En 2022, au moment de l’acquisition par Mach d’un important portefeuille d’actifs de la compagnie Cominar, évalué à 1,5 G$, le groupe n’a pas fait mention de M. Alshowaier dans ses communications publiques.
Pourtant, la famille du Saoudien en possède 60%.
Partout au Québec
En grande partie grâce à cette transaction, l’homme d’affaires est devenu copropriétaire des plus importants centres commerciaux de nombreuses villes, dont Longueuil, Trois-Rivières, Shawinigan, Victoriaville, Lévis, Rimouski, Rivière-du-Loup et Sherbrooke.
Le Groupe Mach a déjà entamé des démarches pour convertir plusieurs de ces espaces en logements.
Des discussions sont encours pour construire des immeubles résidentiels allant jusqu'à 10 étages sur les terrains du Carrefour de l'Estrie.Louis-Philippe Bourdeau/TVA/QMI
Le professeur d’urbanisme à l’Université de Montréal Jean-Philippe Meloche estime que ces importants ensembles résidentiels peuvent créer une «nouvelle centralité» dans plusieurs villes.
Selon lui, ces vastes terrains sont parmi les seuls «trous» disponibles pour construire des logements sans détruire des édifices existants et sans faire de l’étalement urbain.
«Les projets sont énormes par rapport aux proportions.
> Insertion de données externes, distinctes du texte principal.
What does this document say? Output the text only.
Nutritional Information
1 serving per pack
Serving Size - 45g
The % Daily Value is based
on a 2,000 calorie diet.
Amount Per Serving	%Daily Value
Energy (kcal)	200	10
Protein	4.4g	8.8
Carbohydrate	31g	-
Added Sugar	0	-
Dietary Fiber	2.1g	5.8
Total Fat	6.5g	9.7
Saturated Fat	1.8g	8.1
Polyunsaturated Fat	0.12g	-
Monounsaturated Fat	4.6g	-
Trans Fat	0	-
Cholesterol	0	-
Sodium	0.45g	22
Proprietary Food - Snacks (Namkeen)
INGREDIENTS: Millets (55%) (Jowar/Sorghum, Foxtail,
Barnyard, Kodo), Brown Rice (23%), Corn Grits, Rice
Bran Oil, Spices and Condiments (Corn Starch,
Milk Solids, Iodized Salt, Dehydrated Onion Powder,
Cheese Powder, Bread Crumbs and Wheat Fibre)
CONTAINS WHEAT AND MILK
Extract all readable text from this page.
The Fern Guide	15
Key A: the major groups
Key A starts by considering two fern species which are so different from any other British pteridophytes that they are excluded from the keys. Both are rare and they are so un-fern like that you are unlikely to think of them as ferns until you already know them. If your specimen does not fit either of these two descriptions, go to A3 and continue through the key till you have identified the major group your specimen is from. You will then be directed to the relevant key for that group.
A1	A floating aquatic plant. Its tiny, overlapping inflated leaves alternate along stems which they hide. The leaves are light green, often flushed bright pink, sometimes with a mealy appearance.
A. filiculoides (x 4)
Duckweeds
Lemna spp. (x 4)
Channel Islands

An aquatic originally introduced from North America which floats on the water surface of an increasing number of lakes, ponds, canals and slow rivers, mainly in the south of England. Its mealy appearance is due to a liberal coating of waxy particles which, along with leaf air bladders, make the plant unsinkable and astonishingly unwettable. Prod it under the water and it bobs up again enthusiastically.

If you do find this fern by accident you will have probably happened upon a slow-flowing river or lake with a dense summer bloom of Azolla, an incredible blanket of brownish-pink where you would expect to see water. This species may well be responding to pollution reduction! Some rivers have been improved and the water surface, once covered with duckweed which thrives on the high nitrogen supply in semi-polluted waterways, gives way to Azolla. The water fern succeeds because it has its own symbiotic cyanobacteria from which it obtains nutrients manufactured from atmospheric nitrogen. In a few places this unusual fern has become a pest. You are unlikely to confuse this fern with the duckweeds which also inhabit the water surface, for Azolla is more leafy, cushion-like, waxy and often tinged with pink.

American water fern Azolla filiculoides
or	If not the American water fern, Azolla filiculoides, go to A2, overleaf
Sur le petit carré où il y a un centre d’achat que tout le monde trouve moche, on ramasse tous les étages qu’on n’a pas construits ailleurs», affirme M. Meloche.
Fin mai, Mach annonçait d’ailleurs le projet du Faubourg Langelier, à Saint-Léonard, tout près d’une future station de la ligne bleue du métro de Montréal.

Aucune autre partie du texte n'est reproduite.